À Liège, les résultats de cette dynamique (parfois un peu incompréhensible quand ses acteurs se fendent de l’expliquer de manière prolixe, philosophique, voire poétique !) sont déjà bien concrets. La réceptivité des pouvoirs publics par rapport à ces questions a fortement évolué, lesquels ont invité les associations à participer au schéma de développement des 24 communes de l’arrondissement. Ces dernières se sont, de plus, mobilisées contre le plan du gouvernement fédéral qui prévoyait une extension de la prison de Lantin, menaçant du coup les terres agricoles de la Ferme à L’Arbre. La Cité ardente lance, de son côté, un projet “Creafarm” – sur le même modèle que celui de “Creashop” – dans le but de permettre l’accès à des terres cultivables pour de jeunes entrepreneurs respectueux de l’environnement. Après recensement, des terrains non pollués et présentant un potentiel agricole (Sainte-Walburge, Burenville) seront loués moyennant un faible coût à des cultivateurs porteurs de projets viables.

Enfin, une quinzaine de coopératives ont déjà été créées : Les Compagnons de la Terre, La Brasserie Coopérative Liégeoise, Rayon 9, Fungi up !, Cycle en Terre, ADM Bio (atelier des maraîchers bio), Hesbicoop, Les Petits Producteurs. Et plusieurs autres sont en cours de préparation : Coopérative de producteurs du pays de Herve, Coopérative de maraîchers à Visé, Magasins coopératifs et participatifs à Liège et à Verviers. Cela, même si certains protagonistes, tels les maraîchers, assurent tout juste leur survie. « La solution serait quand même d’augmenter les prix afin qu’on puisse gagner correctement notre vie », diagnostique Franky. Ce roux barbu d’apparence bourrue, qui respire la bonté de coeur, cultive une large palette de fruits et légumes (choux, roquette, carottes, pommes de terre, salades, tomates, poivrons, fraises, etc.) sur les hauteurs de Jupille, en proposant un système d’abonnement à une centaine de clients potentiels. Ceux-ci peuvent venir se servir quand bon leur semble, suivant les indications des produits et des quantités inscrits à la craie sur un grand tableau noir cloué dans l’abri qui garde l’entrée de son terrain. « Ça va un peu mieux financièrement grâce à ce système basé sur le soutien des gens et qui limite le nombre de factures à faire », se rassure notre maraîcher.

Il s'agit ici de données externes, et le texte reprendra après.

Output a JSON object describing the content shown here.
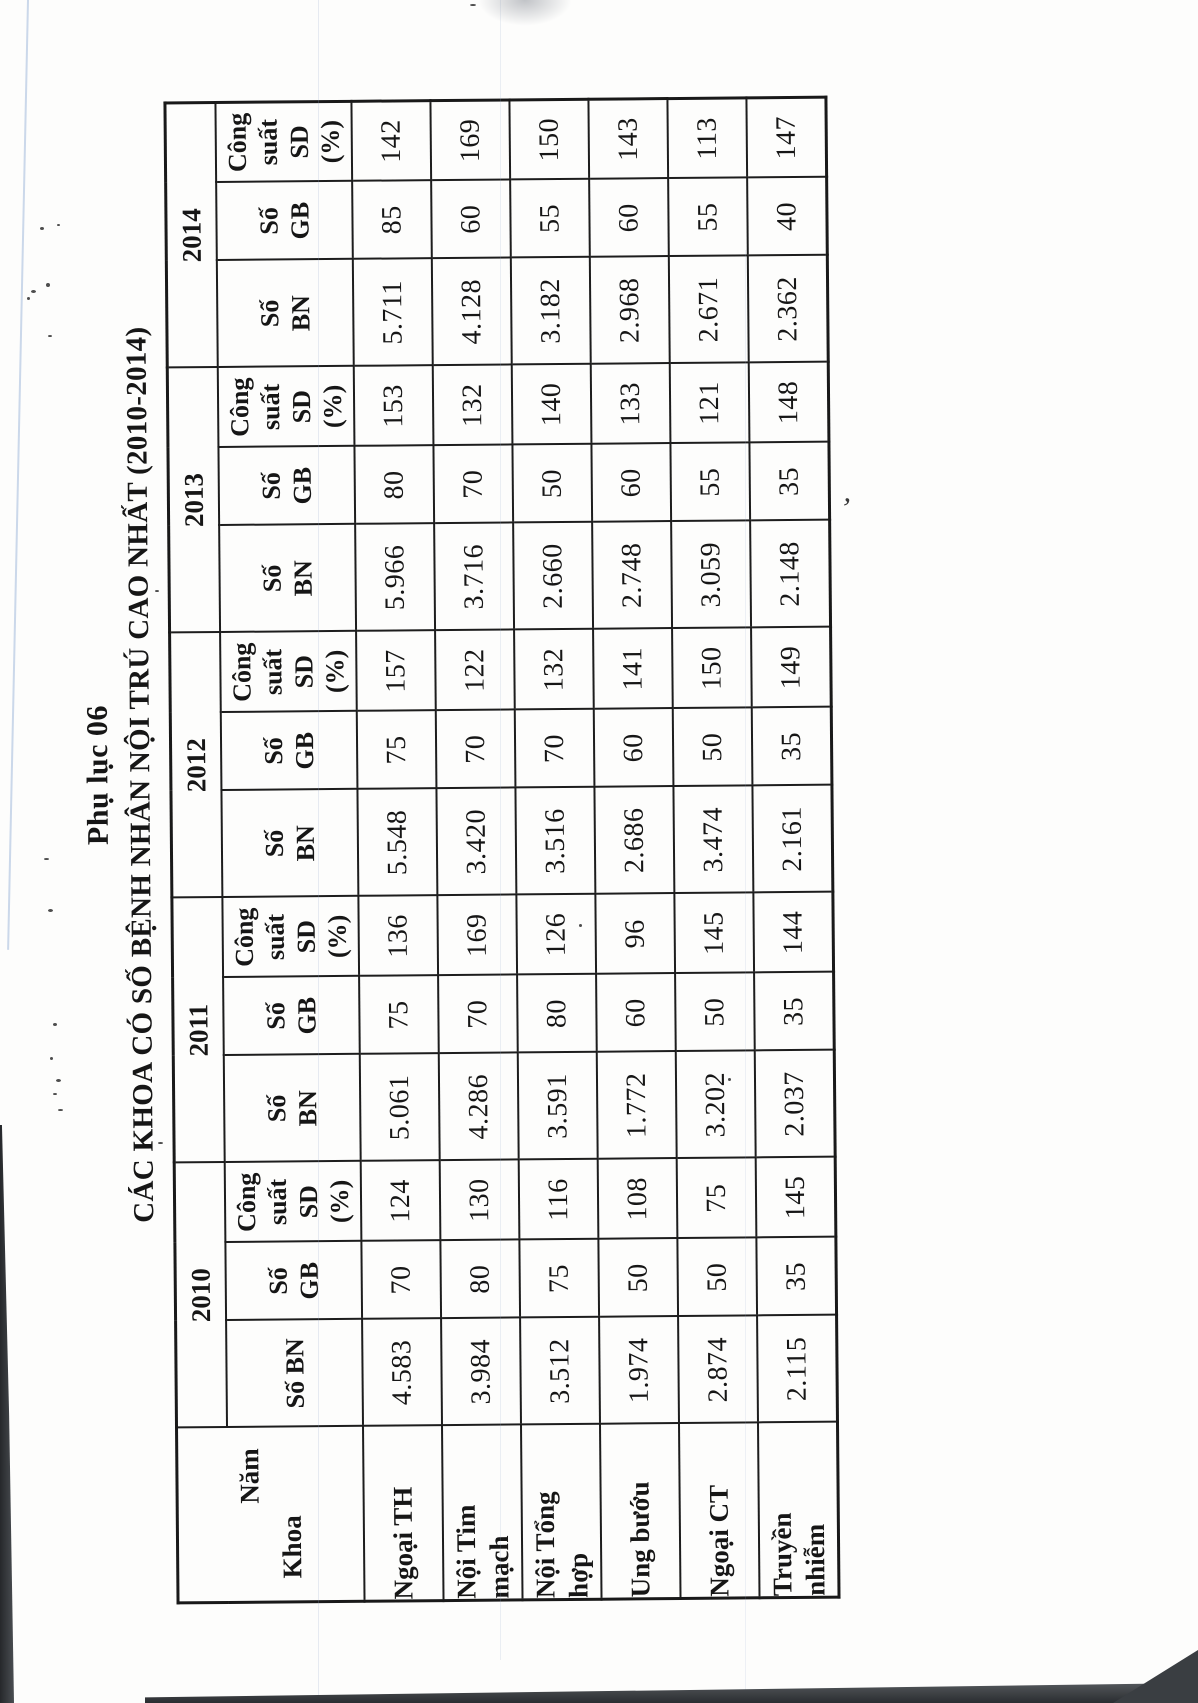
{
  "document": {
    "label": "Phụ lục 06",
    "title": "CÁC KHOA CÓ SỐ BỆNH NHÂN NỘI TRÚ CAO NHẤT (2010-2014)"
  },
  "chart_data": {
    "type": "table",
    "title": "CÁC KHOA CÓ SỐ BỆNH NHÂN NỘI TRÚ CAO NHẤT (2010-2014)",
    "corner_header": {
      "top_right": "Năm",
      "bottom_left": "Khoa"
    },
    "year_groups": [
      {
        "year": "2010",
        "columns": [
          {
            "key": "so_bn",
            "label_lines": [
              "Số BN"
            ]
          },
          {
            "key": "so_gb",
            "label_lines": [
              "Số",
              "GB"
            ]
          },
          {
            "key": "cong_suat_sd",
            "label_lines": [
              "Công",
              "suất",
              "SD",
              "(%)"
            ]
          }
        ]
      },
      {
        "year": "2011",
        "columns": [
          {
            "key": "so_bn",
            "label_lines": [
              "Số",
              "BN"
            ]
          },
          {
            "key": "so_gb",
            "label_lines": [
              "Số",
              "GB"
            ]
          },
          {
            "key": "cong_suat_sd",
            "label_lines": [
              "Công",
              "suất",
              "SD",
              "(%)"
            ]
          }
        ]
      },
      {
        "year": "2012",
        "columns": [
          {
            "key": "so_bn",
            "label_lines": [
              "Số",
              "BN"
            ]
          },
          {
            "key": "so_gb",
            "label_lines": [
              "Số",
              "GB"
            ]
          },
          {
            "key": "cong_suat_sd",
            "label_lines": [
              "Công",
              "suất",
              "SD",
              "(%)"
            ]
          }
        ]
      },
      {
        "year": "2013",
        "columns": [
          {
            "key": "so_bn",
            "label_lines": [
              "Số",
              "BN"
            ]
          },
          {
            "key": "so_gb",
            "label_lines": [
              "Số",
              "GB"
            ]
          },
          {
            "key": "cong_suat_sd",
            "label_lines": [
              "Công",
              "suất",
              "SD",
              "(%)"
            ]
          }
        ]
      },
      {
        "year": "2014",
        "columns": [
          {
            "key": "so_bn",
            "label_lines": [
              "Số",
              "BN"
            ]
          },
          {
            "key": "so_gb",
            "label_lines": [
              "Số",
              "GB"
            ]
          },
          {
            "key": "cong_suat_sd",
            "label_lines": [
              "Công",
              "suất",
              "SD",
              "(%)"
            ]
          }
        ]
      }
    ],
    "rows": [
      {
        "khoa": "Ngoại TH",
        "khoa_lines": [
          "Ngoại TH"
        ],
        "values": {
          "2010": [
            "4.583",
            "70",
            "124"
          ],
          "2011": [
            "5.061",
            "75",
            "136"
          ],
          "2012": [
            "5.548",
            "75",
            "157"
          ],
          "2013": [
            "5.966",
            "80",
            "153"
          ],
          "2014": [
            "5.711",
            "85",
            "142"
          ]
        }
      },
      {
        "khoa": "Nội Tim mạch",
        "khoa_lines": [
          "Nội Tim",
          "mạch"
        ],
        "values": {
          "2010": [
            "3.984",
            "80",
            "130"
          ],
          "2011": [
            "4.286",
            "70",
            "169"
          ],
          "2012": [
            "3.420",
            "70",
            "122"
          ],
          "2013": [
            "3.716",
            "70",
            "132"
          ],
          "2014": [
            "4.128",
            "60",
            "169"
          ]
        }
      },
      {
        "khoa": "Nội Tổng hợp",
        "khoa_lines": [
          "Nội Tổng",
          "hợp"
        ],
        "values": {
          "2010": [
            "3.512",
            "75",
            "116"
          ],
          "2011": [
            "3.591",
            "80",
            "126"
          ],
          "2012": [
            "3.516",
            "70",
            "132"
          ],
          "2013": [
            "2.660",
            "50",
            "140"
          ],
          "2014": [
            "3.182",
            "55",
            "150"
          ]
        }
      },
      {
        "khoa": "Ung bướu",
        "khoa_lines": [
          "Ung bướu"
        ],
        "values": {
          "2010": [
            "1.974",
            "50",
            "108"
          ],
          "2011": [
            "1.772",
            "60",
            "96"
          ],
          "2012": [
            "2.686",
            "60",
            "141"
          ],
          "2013": [
            "2.748",
            "60",
            "133"
          ],
          "2014": [
            "2.968",
            "60",
            "143"
          ]
        }
      },
      {
        "khoa": "Ngoại CT",
        "khoa_lines": [
          "Ngoại CT"
        ],
        "values": {
          "2010": [
            "2.874",
            "50",
            "75"
          ],
          "2011": [
            "3.202",
            "50",
            "145"
          ],
          "2012": [
            "3.474",
            "50",
            "150"
          ],
          "2013": [
            "3.059",
            "55",
            "121"
          ],
          "2014": [
            "2.671",
            "55",
            "113"
          ]
        }
      },
      {
        "khoa": "Truyền nhiễm",
        "khoa_lines": [
          "Truyền",
          "nhiễm"
        ],
        "values": {
          "2010": [
            "2.115",
            "35",
            "145"
          ],
          "2011": [
            "2.037",
            "35",
            "144"
          ],
          "2012": [
            "2.161",
            "35",
            "149"
          ],
          "2013": [
            "2.148",
            "35",
            "148"
          ],
          "2014": [
            "2.362",
            "40",
            "147"
          ]
        }
      }
    ]
  }
}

La bonne nouvelle est que le nombre d’exploitations agricoles du pays s’est stabilisé en 2016 : on comptait 36 910 exploitations agricoles, contre 36 921 l’année précédente (-0,03%3). En Wallonie, leur nombre est même reparti à la hausse, ce qui n’était pas arrivé depuis plus de 35 ans : on en comptait 12 950, soit 78 de plus qu’en 2015. « S’il est vrai que ces statistiques sont un peu faussées car elles incluent les personnes qui disposent chez elles d’un manège équestre, cette augmentation est aussi liée à l’augmentation du nombre de maraîchers, pour la plupart sur de petites surfaces », décrypte Christian Jonet, le coordinateur de l’asbl “Exposant d”, qui chapeaute le projet Ceinture aliment-terre liégeoise. Et comme dans toute dynamique de ce type, les échanges d’idées génèrent aussi des divergences. « Si on veut vraiment produire autrement, on doit vraiment fonctionner différemment en faisant preuve de réflexivité », relève Benoît Noël, ingénieur agronome et “compagnon de la terre” de la première heure. Regrettant que les velléités d’autogestion des débuts se soient aujourd’hui fondues dans des structures associatives aux profils juridiques classiques, il conjecture : « Tout le monde a aujourd’hui le nez dans le guidon, mais une fois que les projets de chacun seront sur les rails, il sera temps de reconsidérer la façon de fonctionner ensemble et de se redemander où se situe notre pouvoir d’action. »

Pour creuser plus loin

Frédéric Laloux, Reinventing Organizations, éditions Diateino, Paris, février 2014.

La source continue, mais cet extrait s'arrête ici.